Without making any noise, the Beninese army is swelling its ranks to carry out the anti-jihadist fight. Some 3,500 new recruits tasked with countering this threat are being deployed in the north of the country, according to several military sources. To meet the initial objective of the government, which announced in April 2023 an exceptional recruitment of 5,000 Beninese, 1,500 other soldiers will have to be hired and trained in the coming months. Since the first attacks in 2019, authorities have reported 43 civilians and 27 soldiers killed. “A hundred terrorists” were also neutralized by the Beninese Armed Forces (FAB), according to army spokesperson Ebenezer Honfoga.

Like Togo, Ghana and Ivory Coast, Benin is under pressure from jihadist groups seeking to extend their zone of influence towards the Gulf of Guinea. The majority of attacks have not been claimed, but the presence in the region of fighters from the Islamic State (IS) group and the Support Group for Islam and Muslims (GSIM) is attested by numerous sources.

To confront them, the government has focused on recruiting young people aged 18 to 30, mainly from Atakora and Alibori, two departments highly exposed to the jihadist threat. “They know the terrain and speak local languages. It’s also a breath of fresh air for young people who have few opportunities for professional integration,” says Oswald Padonou, professor at the National School of the Armed Forces in Porto-Novo. Before their deployment, they received military training of approximately six months under the supervision of “Beninese, American, Belgian and French instructors,” according to Jeannine Ella Abatan, researcher at the Institute for Security Studies (ISS). .

Two soldiers killed by homemade bomb

This exceptional recruitment aims first to support Operation “Mirador”, launched in 2022 by the Beninese army after the attack on a military post located on the border with Burkina Faso. Made up of 3,000 men, the anti-terrorist operation is currently led by Colonel Faizou Gomina, deputy chief of staff of the national guard. In the same context, Benin announced the same year “its desire to withdraw its troops deployed as part of the United Nations peacekeeping operation in Mali”, observes Juste Codjo, former senior officer of the Beninese armed forces. and professor at New Jersey City University: “A withdrawal that was completed in December 2023.”

This military redeployment seems to be bearing fruit today, since “the entire territory is controlled by the Beninese army, even if certain terrorist groups still have a capacity to cause harm, particularly with their explosive devices,” points out Oswald Padonou. Two soldiers patrolling the northern part of the country on motorcycles were killed on December 13 by a homemade bomb explosion.

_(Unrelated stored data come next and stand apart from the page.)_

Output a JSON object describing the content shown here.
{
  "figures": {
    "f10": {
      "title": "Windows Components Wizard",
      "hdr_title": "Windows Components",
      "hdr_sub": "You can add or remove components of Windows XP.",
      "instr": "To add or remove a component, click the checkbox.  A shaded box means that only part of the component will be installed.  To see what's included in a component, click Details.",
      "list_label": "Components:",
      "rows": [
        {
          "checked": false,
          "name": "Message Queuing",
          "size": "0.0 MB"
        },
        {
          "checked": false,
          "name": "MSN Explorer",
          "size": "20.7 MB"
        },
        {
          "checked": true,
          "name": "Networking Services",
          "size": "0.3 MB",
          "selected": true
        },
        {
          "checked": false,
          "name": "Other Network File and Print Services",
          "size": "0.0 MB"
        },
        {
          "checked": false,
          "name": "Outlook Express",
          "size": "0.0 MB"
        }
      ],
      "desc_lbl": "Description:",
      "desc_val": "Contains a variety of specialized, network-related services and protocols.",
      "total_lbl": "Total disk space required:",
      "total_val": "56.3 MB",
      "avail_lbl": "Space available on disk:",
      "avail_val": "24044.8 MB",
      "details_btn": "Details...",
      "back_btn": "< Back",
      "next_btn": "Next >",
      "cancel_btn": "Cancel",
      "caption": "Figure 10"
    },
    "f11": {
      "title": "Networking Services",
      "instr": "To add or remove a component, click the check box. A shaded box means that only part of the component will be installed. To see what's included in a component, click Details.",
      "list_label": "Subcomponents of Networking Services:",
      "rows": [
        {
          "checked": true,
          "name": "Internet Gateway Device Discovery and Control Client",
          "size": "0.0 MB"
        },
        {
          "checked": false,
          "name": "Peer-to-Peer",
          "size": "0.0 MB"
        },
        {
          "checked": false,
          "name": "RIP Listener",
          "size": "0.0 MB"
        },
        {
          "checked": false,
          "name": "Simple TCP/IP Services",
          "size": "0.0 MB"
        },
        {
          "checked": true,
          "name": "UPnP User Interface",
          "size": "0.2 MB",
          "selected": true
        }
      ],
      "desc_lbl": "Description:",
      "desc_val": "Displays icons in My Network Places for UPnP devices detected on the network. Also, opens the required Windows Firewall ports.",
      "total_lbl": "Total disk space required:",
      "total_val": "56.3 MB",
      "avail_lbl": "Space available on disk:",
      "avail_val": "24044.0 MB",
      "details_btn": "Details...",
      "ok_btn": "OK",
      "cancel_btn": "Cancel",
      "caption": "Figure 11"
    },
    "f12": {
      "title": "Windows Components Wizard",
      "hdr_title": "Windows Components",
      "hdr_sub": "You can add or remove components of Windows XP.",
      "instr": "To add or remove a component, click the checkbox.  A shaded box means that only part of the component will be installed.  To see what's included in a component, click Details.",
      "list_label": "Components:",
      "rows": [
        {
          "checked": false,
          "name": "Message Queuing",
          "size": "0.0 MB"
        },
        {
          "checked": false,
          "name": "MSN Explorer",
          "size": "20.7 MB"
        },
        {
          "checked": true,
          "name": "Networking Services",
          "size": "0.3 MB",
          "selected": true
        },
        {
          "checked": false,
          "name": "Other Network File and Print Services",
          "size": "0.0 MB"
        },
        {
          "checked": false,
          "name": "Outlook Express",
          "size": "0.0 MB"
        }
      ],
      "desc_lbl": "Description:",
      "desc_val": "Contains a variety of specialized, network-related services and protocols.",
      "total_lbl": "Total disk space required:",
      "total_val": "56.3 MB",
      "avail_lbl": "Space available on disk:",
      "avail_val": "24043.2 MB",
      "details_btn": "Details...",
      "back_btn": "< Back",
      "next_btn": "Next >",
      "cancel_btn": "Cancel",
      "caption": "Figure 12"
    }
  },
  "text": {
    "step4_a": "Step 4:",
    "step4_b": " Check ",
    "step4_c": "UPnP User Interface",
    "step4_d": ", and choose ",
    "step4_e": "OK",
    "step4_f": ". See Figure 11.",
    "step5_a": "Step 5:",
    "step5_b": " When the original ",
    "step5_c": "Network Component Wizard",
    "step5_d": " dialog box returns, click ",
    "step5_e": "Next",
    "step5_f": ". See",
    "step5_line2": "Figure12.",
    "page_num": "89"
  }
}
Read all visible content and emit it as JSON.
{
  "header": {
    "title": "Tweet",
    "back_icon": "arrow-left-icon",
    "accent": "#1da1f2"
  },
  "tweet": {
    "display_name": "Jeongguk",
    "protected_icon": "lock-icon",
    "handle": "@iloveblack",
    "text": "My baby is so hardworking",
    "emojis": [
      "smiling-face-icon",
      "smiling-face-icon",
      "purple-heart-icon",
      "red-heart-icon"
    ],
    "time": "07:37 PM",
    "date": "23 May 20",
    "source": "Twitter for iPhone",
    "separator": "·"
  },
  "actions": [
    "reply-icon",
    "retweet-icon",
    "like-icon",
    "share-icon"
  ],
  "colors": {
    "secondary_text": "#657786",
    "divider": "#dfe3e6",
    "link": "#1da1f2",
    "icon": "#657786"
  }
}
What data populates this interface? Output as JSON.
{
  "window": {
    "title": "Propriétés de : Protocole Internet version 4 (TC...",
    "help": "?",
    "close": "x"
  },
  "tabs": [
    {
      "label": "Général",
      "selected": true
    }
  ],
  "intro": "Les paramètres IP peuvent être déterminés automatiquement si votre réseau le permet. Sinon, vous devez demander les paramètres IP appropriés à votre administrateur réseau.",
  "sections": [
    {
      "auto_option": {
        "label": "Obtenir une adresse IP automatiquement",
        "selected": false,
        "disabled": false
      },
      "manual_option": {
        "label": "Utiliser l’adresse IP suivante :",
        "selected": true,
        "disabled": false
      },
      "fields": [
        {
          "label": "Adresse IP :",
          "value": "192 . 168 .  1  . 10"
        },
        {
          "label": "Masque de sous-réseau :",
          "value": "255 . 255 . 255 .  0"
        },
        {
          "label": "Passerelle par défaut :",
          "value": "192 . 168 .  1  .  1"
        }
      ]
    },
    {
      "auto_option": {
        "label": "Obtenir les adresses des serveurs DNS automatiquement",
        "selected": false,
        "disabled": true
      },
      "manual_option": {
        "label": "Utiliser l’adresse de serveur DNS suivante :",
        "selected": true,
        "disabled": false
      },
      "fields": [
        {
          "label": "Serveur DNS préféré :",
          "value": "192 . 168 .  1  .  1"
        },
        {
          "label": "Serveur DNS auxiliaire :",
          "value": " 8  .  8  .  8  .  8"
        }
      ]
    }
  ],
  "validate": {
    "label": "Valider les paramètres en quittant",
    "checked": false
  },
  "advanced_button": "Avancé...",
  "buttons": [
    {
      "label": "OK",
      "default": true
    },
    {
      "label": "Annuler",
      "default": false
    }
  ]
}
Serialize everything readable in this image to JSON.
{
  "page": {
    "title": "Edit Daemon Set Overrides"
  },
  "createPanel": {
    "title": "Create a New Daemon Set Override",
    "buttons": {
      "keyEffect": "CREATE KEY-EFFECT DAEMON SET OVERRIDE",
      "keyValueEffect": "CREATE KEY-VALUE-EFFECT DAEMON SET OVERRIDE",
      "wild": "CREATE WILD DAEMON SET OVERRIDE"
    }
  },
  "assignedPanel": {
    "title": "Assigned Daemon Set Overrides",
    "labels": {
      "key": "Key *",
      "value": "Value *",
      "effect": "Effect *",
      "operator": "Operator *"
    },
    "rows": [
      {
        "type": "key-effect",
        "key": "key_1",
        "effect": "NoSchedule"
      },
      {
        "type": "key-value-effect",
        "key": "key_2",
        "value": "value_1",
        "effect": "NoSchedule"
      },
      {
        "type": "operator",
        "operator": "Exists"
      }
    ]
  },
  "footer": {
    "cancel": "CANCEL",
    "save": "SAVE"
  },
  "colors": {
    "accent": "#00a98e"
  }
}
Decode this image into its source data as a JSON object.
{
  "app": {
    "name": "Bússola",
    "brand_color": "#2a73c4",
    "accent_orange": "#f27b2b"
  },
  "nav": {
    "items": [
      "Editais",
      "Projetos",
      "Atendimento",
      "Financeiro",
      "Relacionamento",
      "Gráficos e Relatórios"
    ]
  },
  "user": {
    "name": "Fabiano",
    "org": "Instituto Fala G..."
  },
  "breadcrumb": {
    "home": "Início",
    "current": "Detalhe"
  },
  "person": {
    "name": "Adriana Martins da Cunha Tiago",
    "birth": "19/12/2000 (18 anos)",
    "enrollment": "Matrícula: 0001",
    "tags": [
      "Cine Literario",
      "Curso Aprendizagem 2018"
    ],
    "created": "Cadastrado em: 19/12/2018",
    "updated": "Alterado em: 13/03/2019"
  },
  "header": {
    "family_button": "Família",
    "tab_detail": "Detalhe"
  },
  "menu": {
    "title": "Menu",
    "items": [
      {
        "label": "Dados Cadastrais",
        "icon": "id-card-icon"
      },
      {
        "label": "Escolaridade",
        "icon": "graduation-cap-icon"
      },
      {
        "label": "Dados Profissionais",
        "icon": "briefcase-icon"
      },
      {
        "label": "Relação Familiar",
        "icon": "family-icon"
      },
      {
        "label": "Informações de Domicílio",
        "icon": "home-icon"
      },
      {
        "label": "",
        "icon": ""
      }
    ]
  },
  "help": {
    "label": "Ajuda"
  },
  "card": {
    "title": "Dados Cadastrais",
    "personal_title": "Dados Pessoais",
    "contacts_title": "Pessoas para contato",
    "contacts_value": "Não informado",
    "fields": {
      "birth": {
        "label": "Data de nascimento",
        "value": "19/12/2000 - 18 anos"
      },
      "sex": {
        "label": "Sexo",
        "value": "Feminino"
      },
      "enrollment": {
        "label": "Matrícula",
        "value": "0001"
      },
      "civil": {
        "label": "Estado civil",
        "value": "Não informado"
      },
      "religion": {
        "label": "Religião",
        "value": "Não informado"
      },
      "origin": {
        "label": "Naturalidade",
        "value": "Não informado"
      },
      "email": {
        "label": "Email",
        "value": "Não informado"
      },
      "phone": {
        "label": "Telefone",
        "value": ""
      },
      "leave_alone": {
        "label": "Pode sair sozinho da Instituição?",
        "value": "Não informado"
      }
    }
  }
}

However, those who carry out these operations against Beninese soldiers “are not all terrorists; there are also traffickers, highway robbers,” specifies political analyst Afouda Vincent Agué: “The army’s press releases relating to the attacks also mention unidentified armed individuals much more than jihadists. » As in neighboring countries, the anti-jihadist fight was accompanied by stigmatization of the Fulani community, the latter having been particularly targeted by jihadists in their recruitment in Mali, Burkina Faso and Niger, against a backdrop of tensions between farmers and nomadic breeders.

Forays into national parks

To open up the departments most affected by insecurity, the Beninese Agency for Integrated Management of Border Areas (Abegief) has launched a series of development projects, ranging from “the empowerment of women to support for youth entrepreneurship », underlines Afouda Vincent Agué. But the government’s strategy remains essentially security-related. Rwandan President Paul Kagame, whose military diplomacy has already been deployed in the Central African Republic and Mozambique, thus displayed his intention to strengthen security cooperation with Benin during his visit to Cotonou in April 2023. A South-South partnership South which has not yet concretely started, according to several sources.

Furthermore, in its fight against violent extremism, the government communicates little about its security actions. Apart from official press releases, it is difficult to access quantified data on civilian and military losses. “The government’s objective is to reassure national and international opinion and foreign investors, and thus avoid a reduction in tourism,” analyzes Beninese political scientist Nadia Nata.

In recent years, terrorist groups have continued their incursions into national parks in the north of the country, such as the W Nature Reserve, which covers an area of ​​more than 10,000 km2. Dozens of kilometers to the southwest, Pendjari Lodge, in the national park of the same name, has become a military base, protected since 2020 by Beninese soldiers and rangers from African Parks, a South African NGO.